A Mindful Place to Land

Mindfulness in its most simple definition is a map for understanding the human experience. The core practice is resting in presence, allowing yourself to simply know and observe what is. It is a compassionate and non-judgmental awareness of your inner and outer moment-to-moment experience.

Being mindful doesn’t mean you are calm all the time. You can just as easily be aware of your anxiety, anger or fear as you can be all Zen and relaxed. It’s great when it accomplishes the latter, but it’s also okay when mindfulness simply provides a step back from the intensity of otherwise unpleasant emotional states.

When it comes to mindfulness and parenting, regular practice can help give you just enough of a pause from your normal reaction that you are able to choose your response instead. For example, it’s always a good idea to stop your son or daughter from running into the road when a car is coming, but it might be worth thinking twice before stopping them from making other non-life-threatening decisions that could result in a meaningful learning experience. Here are a few mindfulness practices to try while you work to find your own parenting balance.

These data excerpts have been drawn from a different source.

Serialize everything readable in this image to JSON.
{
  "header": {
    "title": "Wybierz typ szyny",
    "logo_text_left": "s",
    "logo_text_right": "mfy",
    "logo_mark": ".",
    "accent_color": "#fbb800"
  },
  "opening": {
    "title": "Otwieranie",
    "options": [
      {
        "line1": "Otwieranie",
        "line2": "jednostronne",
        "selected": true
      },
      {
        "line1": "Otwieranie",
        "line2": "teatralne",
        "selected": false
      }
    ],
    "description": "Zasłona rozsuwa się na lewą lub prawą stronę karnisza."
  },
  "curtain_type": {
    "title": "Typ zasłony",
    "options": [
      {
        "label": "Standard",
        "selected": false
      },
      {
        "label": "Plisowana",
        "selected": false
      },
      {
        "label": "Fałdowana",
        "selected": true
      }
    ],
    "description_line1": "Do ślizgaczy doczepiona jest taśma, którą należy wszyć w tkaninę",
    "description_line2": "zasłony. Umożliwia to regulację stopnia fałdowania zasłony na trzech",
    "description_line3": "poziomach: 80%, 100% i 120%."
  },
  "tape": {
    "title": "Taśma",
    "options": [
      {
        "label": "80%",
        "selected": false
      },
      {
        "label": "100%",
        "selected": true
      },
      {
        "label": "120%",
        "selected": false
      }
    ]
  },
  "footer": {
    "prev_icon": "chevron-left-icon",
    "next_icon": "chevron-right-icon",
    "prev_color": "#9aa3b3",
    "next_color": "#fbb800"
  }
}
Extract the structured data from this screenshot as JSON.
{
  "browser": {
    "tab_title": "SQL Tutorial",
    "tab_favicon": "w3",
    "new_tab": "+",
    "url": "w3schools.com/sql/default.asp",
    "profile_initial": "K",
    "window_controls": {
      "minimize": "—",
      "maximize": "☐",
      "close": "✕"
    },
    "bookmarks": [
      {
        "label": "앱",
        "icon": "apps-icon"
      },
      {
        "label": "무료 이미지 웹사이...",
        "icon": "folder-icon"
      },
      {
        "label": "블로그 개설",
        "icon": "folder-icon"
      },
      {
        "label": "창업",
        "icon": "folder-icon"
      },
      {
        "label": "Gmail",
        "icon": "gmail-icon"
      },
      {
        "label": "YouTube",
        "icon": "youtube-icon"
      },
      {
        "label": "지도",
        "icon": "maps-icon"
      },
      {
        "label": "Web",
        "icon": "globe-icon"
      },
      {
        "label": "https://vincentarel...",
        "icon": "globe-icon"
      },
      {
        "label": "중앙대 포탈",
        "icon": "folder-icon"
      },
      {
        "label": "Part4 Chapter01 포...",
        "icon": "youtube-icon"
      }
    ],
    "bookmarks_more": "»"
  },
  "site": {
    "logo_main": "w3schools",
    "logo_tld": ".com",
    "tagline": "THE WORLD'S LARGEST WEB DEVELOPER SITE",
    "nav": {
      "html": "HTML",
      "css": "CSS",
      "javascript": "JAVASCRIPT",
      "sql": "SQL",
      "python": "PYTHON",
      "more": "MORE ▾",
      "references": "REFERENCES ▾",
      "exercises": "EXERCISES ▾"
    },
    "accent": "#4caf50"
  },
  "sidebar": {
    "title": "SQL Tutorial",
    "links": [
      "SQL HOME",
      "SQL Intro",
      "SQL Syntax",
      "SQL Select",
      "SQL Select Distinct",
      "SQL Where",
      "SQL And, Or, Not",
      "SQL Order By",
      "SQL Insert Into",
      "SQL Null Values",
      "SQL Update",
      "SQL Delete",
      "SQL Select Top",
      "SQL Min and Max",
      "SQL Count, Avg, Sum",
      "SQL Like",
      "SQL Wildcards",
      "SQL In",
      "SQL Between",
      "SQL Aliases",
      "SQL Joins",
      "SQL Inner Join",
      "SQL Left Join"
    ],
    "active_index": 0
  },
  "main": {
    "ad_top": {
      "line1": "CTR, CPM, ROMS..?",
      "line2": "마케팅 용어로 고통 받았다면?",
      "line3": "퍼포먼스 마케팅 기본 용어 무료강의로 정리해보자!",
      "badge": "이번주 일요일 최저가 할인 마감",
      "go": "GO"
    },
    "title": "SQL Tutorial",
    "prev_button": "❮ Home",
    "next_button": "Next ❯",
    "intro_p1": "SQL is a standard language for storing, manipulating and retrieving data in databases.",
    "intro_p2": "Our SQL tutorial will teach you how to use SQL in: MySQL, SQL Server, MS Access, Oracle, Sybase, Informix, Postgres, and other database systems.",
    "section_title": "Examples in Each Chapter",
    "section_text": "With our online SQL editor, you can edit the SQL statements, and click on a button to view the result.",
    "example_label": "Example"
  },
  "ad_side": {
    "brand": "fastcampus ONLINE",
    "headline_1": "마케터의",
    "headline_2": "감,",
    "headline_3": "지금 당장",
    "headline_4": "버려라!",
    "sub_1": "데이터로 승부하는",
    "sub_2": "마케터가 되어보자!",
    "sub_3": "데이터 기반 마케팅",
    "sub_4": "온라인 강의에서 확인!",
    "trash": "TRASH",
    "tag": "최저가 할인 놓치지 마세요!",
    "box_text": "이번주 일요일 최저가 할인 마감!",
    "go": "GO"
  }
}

  1. Start with Your Breath: Whenever you feel fear or anxiety, pause for a few moments and focus on your breath. Feel your breath coming in through your nose and going out through your mouth. To be able to access the breath as a tool during these moments more easily, it’s important to practice intentional breathing in non-stressful moments, too. Leave yourself a sticky note somewhere that you’ll see it every day and pause to breathe. Or you could set a timer on your phone to prompt you a couple times each day to just breathe and focus on your breath. It doesn’t have to be long, but practice and repetition go a long way. The more you practice, the easier it will be to take an intentional breath or three when you need it most during anxious or upset moments.
  2. Know What Sets You Off: What are your biggest triggers? Maybe it’s watching the news or listening to a certain friend or family member rant about the state of the world. It could be traffic or toys on the floor. Everyone has things that press their buttons. Identify what ticks you off the most and write these things down in a journal or notebook. As you do this, it becomes a mindfulness practice when you do so without judging yourself for whatever—or whomever—has you feeling most upset. You are simply observing what upsets you without either justifying it or allowing yourself to feel guilty for it. It simply is what it is and you are acknowledging each thing with mindfulness.
  3. Relearning to Listen: Our brains are fine-tuned machines operating in a world that often demands multitasking, so it’s no wonder that we are usually planning what to say next while people are speaking. As you work to establish a new balance in your parenting, experiment with listening mindfully to your children. Notice if you start thinking of how to respond while they are talking, then let that go and refocus on listening. What more can you discover about your child when you focus on really hearing what he or she is saying?

Parenting is a journey in which parents and kids grow and learn together. It is the parents’ role to set limits and hold kids to appropriate expectations, to be sure. However, this can only be done with authenticity if parents are also focusing on their own growth. Mindfulness opens a door to finding that elusive sense of balance and peace all people crave, and it gives parents a place to land. Through mindfulness, you can move away from fear and toward empowering your children to come up with their own answers and gain the skills to find solutions in their own lives.